Abstract

To evaluate the efficacy and safety of preliminary hypogastric artery (HA) embolization prior to endovascular aneurysm repair (EVAR). A retrospective review was conducted of all 101 consecutive patients (91 men; mean age 73.4 ± 8.7 years) who underwent preliminary embolization of 133 HAs ∼4 to 6 weeks prior to EVAR from January 2005 to August 2009. Fourteen patients with 19 HAs were treated using coils, while 87 patients were treated with Amplatzer Vascular Plugs (AVP) in 114 HAs. All the patients were evaluated before discharge; at 1, 3, and 6 months; and annually thereafter to evaluate the clinical symptoms, potential endoleaks, and the aneurysm size. In the coil group, complete occlusion was achieved in 16 (84.2%) of 19 procedures. There were no acute pelvic ischemic symptoms after HA embolization or EVAR. Five (35.7%) patients had buttock claudication and 2 (16.7%) of 12 men experienced new erectile dysfunction after embolization. At a mean 42.2-month follow-up (range 14-58), 3 (21.4%) patients had a type II leak via retrograde flow in the HA without aneurysm growth and were under observation.

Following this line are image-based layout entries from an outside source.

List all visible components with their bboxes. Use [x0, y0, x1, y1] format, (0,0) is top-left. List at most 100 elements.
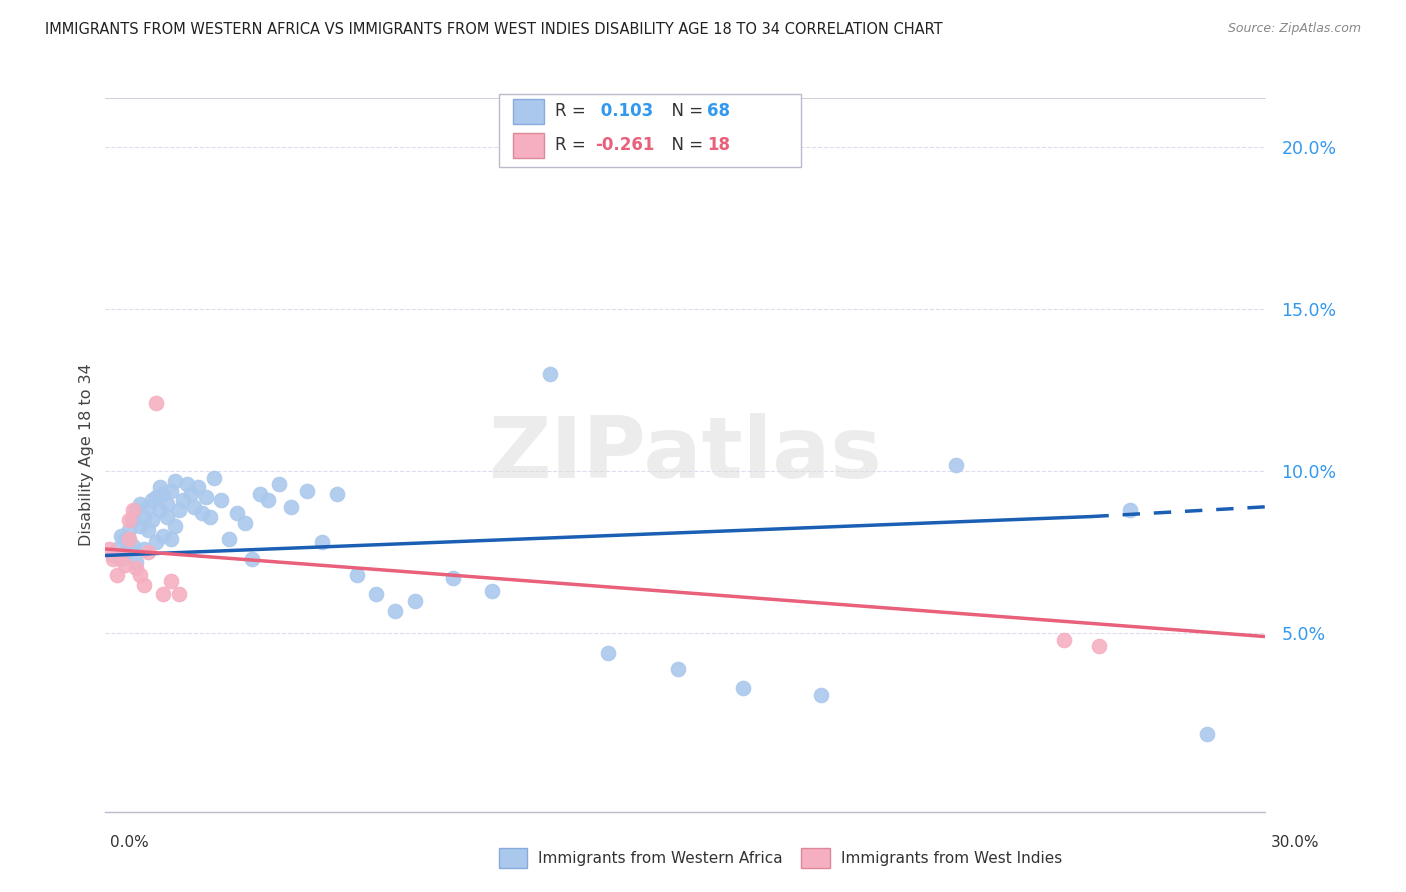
Point: [103, 551, 124, 566]
Point: [1119, 503, 1142, 517]
Point: [105, 541, 128, 556]
Point: [110, 551, 132, 566]
Text: 0.0%: 0.0%: [110, 836, 149, 850]
Text: Immigrants from West Indies: Immigrants from West Indies: [841, 851, 1062, 865]
Point: [269, 477, 291, 491]
Point: [160, 533, 183, 547]
Text: R =: R =: [555, 136, 592, 154]
Point: [481, 584, 503, 599]
Point: [129, 568, 152, 582]
Point: [183, 500, 205, 514]
Point: [160, 574, 183, 589]
Point: [167, 503, 190, 517]
Point: [125, 555, 148, 569]
Text: 30.0%: 30.0%: [1271, 836, 1319, 850]
Point: [98, 541, 121, 556]
Point: [132, 577, 156, 591]
Point: [441, 571, 464, 585]
Point: [666, 662, 689, 676]
Text: R =: R =: [555, 103, 592, 120]
Point: [326, 487, 349, 501]
Point: [202, 470, 225, 484]
Point: [225, 506, 249, 520]
Point: [125, 503, 148, 517]
Point: [1088, 640, 1111, 654]
Text: 0.103: 0.103: [595, 103, 652, 120]
Point: [167, 587, 190, 601]
Y-axis label: Disability Age 18 to 34: Disability Age 18 to 34: [79, 364, 94, 546]
Point: [105, 568, 128, 582]
Point: [121, 513, 143, 527]
Point: [172, 493, 194, 508]
Point: [538, 367, 561, 381]
Point: [160, 483, 183, 498]
Text: Source: ZipAtlas.com: Source: ZipAtlas.com: [1227, 22, 1361, 36]
Point: [141, 513, 163, 527]
Point: [187, 480, 209, 494]
Point: [136, 500, 159, 514]
Point: [1053, 632, 1076, 647]
Point: [114, 533, 136, 547]
Point: [110, 529, 132, 543]
Text: -0.261: -0.261: [595, 136, 654, 154]
Point: [346, 568, 368, 582]
Text: N =: N =: [661, 103, 709, 120]
Point: [404, 594, 426, 608]
Point: [129, 519, 152, 533]
Point: [311, 535, 333, 549]
Point: [194, 490, 218, 504]
Point: [132, 541, 156, 556]
Point: [149, 480, 172, 494]
Point: [141, 493, 163, 508]
Point: [121, 503, 143, 517]
Point: [114, 545, 136, 559]
Point: [191, 506, 214, 520]
Point: [249, 487, 271, 501]
Point: [145, 396, 167, 410]
Point: [198, 509, 221, 524]
Point: [165, 519, 187, 533]
Text: 18: 18: [707, 136, 730, 154]
Point: [145, 490, 167, 504]
Point: [233, 516, 256, 530]
Text: N =: N =: [661, 136, 709, 154]
Point: [384, 604, 406, 618]
Point: [242, 551, 264, 566]
Point: [149, 503, 172, 517]
Point: [118, 513, 141, 527]
Point: [598, 646, 620, 660]
Point: [118, 535, 141, 549]
Point: [136, 545, 159, 559]
Point: [156, 509, 179, 524]
Point: [218, 533, 240, 547]
Point: [295, 483, 318, 498]
Point: [129, 497, 152, 511]
Text: Immigrants from Western Africa: Immigrants from Western Africa: [538, 851, 783, 865]
Text: IMMIGRANTS FROM WESTERN AFRICA VS IMMIGRANTS FROM WEST INDIES DISABILITY AGE 18 : IMMIGRANTS FROM WESTERN AFRICA VS IMMIGR…: [45, 22, 942, 37]
Point: [103, 549, 124, 563]
Point: [118, 523, 141, 537]
Text: ZIPatlas: ZIPatlas: [488, 413, 883, 497]
Point: [280, 500, 302, 514]
Point: [152, 529, 174, 543]
Point: [145, 535, 167, 549]
Text: 68: 68: [707, 103, 730, 120]
Point: [114, 558, 136, 573]
Point: [366, 587, 388, 601]
Point: [110, 549, 132, 563]
Point: [1197, 727, 1219, 741]
Point: [152, 487, 174, 501]
Point: [180, 487, 202, 501]
Point: [132, 509, 156, 524]
Point: [176, 477, 198, 491]
Point: [121, 539, 143, 553]
Point: [810, 688, 832, 702]
Point: [211, 493, 233, 508]
Point: [945, 458, 967, 472]
Point: [118, 533, 141, 547]
Point: [733, 681, 755, 696]
Point: [165, 474, 187, 488]
Point: [136, 523, 159, 537]
Point: [152, 587, 174, 601]
Point: [156, 497, 179, 511]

In the AVP group, all 114 HAs in 87 patients were successfully occluded; there was no device dislodgment or acute pelvic or limb ischemia observed. Buttock claudication and new sexual dysfunction developed in 12 (13.8%) patients and 4 (5.1%) of 79 men after the procedure, respectively. During a mean 26.4-month follow-up (range 4-54), 2 (2.3%) patients developed distal type I endoleaks after EVAR, but angiography confirmed that neither of the endoleaks was related to the vessel embolized with the AVP. Comparing the outcomes of the treatment groups, the AVP was placed with fewer intraoperative complications (p = 0.013) and more complete occlusion (p = 0.01) than coil embolization. The rate of buttock claudication was lower in the AVP group (p = 0.042). Hypogastric artery embolization prior to EVAR is safe and effective. In our experience, the AVP affords easier and more precise placement and provides more complete occlusion, with fewer intraoperative and postoperative ischemic complications than coil embolization.